Thanks to his absurd sense of sarcasm, the painter, printmaker, long-time teacher and leading representative of the New Figuration of the 1960s Jiří Načeradský is among other things associated with the “Czech Grotesque”. Already as a student, he was creating works characterised by a gestural rawness and expressiveness, and yet each seemingly random brushstroke hides a conscious and well-considered strategy. For Načeradský, painting and drawing was a game that underwent several quite radical transformations over the years: “At each age, a person thinks differently, lives differently, and so he should paint differently as well…, even if he’s still the same person. I don’t want to get to know myself, I want to surprise myself – at least a little… .” After 1967, when he showed a series of paintings of naked runners at the Mánes exhibition hall in Prague, he never ceased to surprise himself, critics and visitors to his exhibitions, alternating realistic scenes with stylised machines, Donald Duck, deformed female figures and geometric landscapes.

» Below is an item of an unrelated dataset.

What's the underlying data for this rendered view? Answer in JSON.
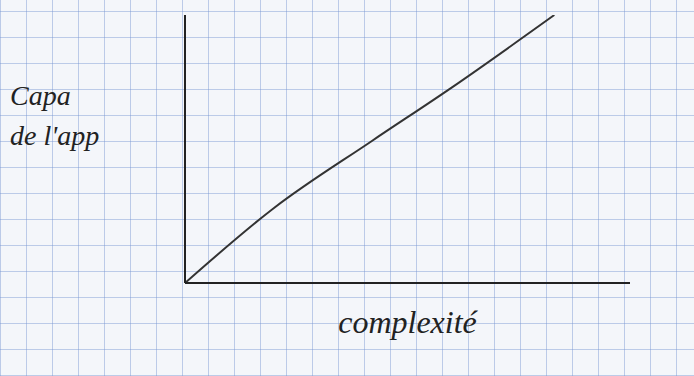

Although the interaction between men and women was a life-long subject for Načeradský, one which he explored in works frequently imbued with an almost brutal eroticism, sense of mutual struggle, careful avoidance, temptation and destructive intrigue, in the early 1990s he turned his attention to the individual, to solitary man in the universe. Working with the mathematician Jaroslav Nešetřil, he came up with “anthropogeometry”, a method which among other things influenced the drawings he made for two exhibitions at Karel Tutsch’s Na bidýlku gallery (On the Shoulders of Giants 1–2, 1994 and 1995). In these, Načeradský paid tribute to the old masters and thinkers whose works let us see father than they themselves ever could.
The ensemble of drawings and prints by Jiří Načeradský – nearly 100 works reflecting the artist’s activities between 1965 and 1994 – is the largest in the Karel Tutsch Collection. The greater part of these works probably entered the collection in relation to the exhibitions that Tutsch put together in the late 1970s and early 1980s without official approval. According to personal reminiscences, he organised one such showing for Načeradský in 1978 whose explicitly sexual and sarcastic motifs made it an unforgettable experience.